Hi,
We have a few questions related to the serve component.
We have a Ray cluster deployed in our K8s cluster using Helm. We use it to automatically deploy models created by our clients, and run predictions in real-time. The ray client (we call it the supervisor) is doing the following:
- Deploy an api to add / remove models (which are then pulled from MLflow).
- Consume data from a pipeline and call the models.
This is mainly working well, but we have some weird behaviors. Maybe we’re doing something wrong. Some may be related to the new update (2.0.0).
- We have trouble understanding how/where the deployments are placed. Multiple versions of our supervisor can run simultaneously (locally, and in dev/staging/prod). The first supervisor instance works correctly and deploys the API deployment (code shown below). But the second instance will replace the API deployment with its own. The logs say:
Why is that? We want to keep both deployments running at the same time; we gave them different names and prefixes.

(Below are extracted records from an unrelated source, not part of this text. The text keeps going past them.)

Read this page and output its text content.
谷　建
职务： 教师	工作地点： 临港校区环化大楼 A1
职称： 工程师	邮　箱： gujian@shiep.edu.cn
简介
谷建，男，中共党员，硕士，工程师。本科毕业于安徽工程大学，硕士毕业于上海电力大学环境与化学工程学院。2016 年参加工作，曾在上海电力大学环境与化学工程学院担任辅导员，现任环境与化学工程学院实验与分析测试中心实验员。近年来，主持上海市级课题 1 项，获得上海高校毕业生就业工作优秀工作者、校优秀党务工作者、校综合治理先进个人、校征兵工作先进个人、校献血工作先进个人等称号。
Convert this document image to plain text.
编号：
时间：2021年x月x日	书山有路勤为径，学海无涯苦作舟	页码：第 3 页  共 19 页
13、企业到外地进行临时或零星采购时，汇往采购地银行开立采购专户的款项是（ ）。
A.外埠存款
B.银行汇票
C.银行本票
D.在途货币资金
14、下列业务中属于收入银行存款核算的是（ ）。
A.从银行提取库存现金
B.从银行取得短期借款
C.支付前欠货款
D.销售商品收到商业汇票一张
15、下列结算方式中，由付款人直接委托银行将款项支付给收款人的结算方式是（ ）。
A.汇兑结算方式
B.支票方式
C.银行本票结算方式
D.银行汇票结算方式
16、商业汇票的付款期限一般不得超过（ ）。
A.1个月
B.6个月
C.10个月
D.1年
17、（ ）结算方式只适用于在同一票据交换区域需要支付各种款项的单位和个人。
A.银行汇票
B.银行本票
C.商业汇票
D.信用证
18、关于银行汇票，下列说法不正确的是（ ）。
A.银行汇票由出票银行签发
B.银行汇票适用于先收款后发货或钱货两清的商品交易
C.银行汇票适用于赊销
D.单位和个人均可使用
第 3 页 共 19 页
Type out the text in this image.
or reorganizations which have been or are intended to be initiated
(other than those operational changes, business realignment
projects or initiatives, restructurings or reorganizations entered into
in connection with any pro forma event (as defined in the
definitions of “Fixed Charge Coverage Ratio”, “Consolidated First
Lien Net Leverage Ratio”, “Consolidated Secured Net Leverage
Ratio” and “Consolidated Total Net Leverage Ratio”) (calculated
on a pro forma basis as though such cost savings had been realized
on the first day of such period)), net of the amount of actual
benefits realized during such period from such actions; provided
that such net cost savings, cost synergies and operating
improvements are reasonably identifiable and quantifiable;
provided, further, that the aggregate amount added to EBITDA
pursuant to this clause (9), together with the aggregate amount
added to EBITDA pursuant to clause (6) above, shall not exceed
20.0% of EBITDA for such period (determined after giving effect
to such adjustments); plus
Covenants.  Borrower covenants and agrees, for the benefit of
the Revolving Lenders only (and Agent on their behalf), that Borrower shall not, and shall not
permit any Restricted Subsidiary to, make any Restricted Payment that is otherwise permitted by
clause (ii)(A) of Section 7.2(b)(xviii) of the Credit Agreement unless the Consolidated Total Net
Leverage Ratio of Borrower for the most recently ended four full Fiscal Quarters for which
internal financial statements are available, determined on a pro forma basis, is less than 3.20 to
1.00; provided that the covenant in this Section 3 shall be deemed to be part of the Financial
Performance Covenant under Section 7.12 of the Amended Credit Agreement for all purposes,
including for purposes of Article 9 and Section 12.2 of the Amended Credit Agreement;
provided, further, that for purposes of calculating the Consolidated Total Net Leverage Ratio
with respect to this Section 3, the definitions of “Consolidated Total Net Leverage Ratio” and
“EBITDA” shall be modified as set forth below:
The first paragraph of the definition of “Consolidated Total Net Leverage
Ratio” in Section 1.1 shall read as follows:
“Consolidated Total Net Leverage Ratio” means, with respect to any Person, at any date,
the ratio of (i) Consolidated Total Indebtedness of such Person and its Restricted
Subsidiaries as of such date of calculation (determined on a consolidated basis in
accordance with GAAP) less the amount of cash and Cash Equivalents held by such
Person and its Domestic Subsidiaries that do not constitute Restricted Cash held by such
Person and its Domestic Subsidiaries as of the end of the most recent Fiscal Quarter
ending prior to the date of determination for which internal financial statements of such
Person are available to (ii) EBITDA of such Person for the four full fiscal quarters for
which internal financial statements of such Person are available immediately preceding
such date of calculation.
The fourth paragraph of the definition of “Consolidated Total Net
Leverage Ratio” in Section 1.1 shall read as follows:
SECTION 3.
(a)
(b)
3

Same for the model deployments.INFO 2022-09-22 01:24:36,316 controller 120 deployment_state.py:1232 - Adding 1 replicas to deployment 'dev_api'. INFO 2022-09-22 01:25:33,853 controller 120 deployment_state.py:1232 - Adding 1 replicas to deployment 'local_api'. INFO 2022-09-22 01:25:38,212 controller 120 deployment_state.py:1257 - Removing 1 replicas from deployment 'dev_api'.
- Maybe linked to the previous question. Sometimes, when a supervisor instance and its deployment is already running, the second cannot start because of an error in the API constructor (see below). The get_actor method does not find the actor created earlier, because it’s not in the same namespace (it’s clearer in the code). Is the deployment started in another namespace? Why?
A (dirty?) fix is giving the root namespace to the constructor, but there’s certainly another way.
Other remarks:
- We hope that you’ll still support the standard serve api (with
.deploy()
andserve.get_deployment(name).get_handle()
) . The new one with composable andserve.run
does not fit our workflow well. - It should be made more clear in the docs that serve must be launched with
http_options={"host": "0.0.0.0"}
. We lost quite some time understanding why the serve port was not reachable from another pod in the K8s cluster. - It looks like the
autoscalerOptions
is not configurable from the Helm values. Is it intended?
Thank you for your help and clarifications. I hope it’s not too much in the same post. I’ll be happy to add details if needed.
Config:
Kuberay 0.3.0 - deployed in a K8s cluster using Helm
Ray client 2.0.0 - deployed in K8s and locally
The supervisor starts with the following instructions:
ray.init(RAY_URL)
serve.start(detached=True, http_options={"host": "0.0.0.0"})
The API looks like this:
app = FastAPI()
@serve.deployment(name=APP_NAME__API_NAME, route_prefix=APP_NAME__API_PREFIX)
@serve.ingress(app)
class API:
def __init__(self, root_namespace):
print(ray.get_runtime_context().namespace, root_namespace) # Those are different
self.controller = ray.get_actor("controller", namespace=root_namespace)
@app.post("/processors")
def add_processor(self, processor: Processor):
... # Deploy a processor which will create and apply a model
And the model deployments:
@serve.deployment(route_prefix=None)
class ModelDeployment:
def __init__(self, model: str):
mlflow.set_tracking_uri(MLFLOW_URL)
self.model = mlflow.pyfunc.load_model(model_uri=f"models:/{model}")
async def __call__(self, inputs: ...) -> ...:
return self.model.predict(inputs)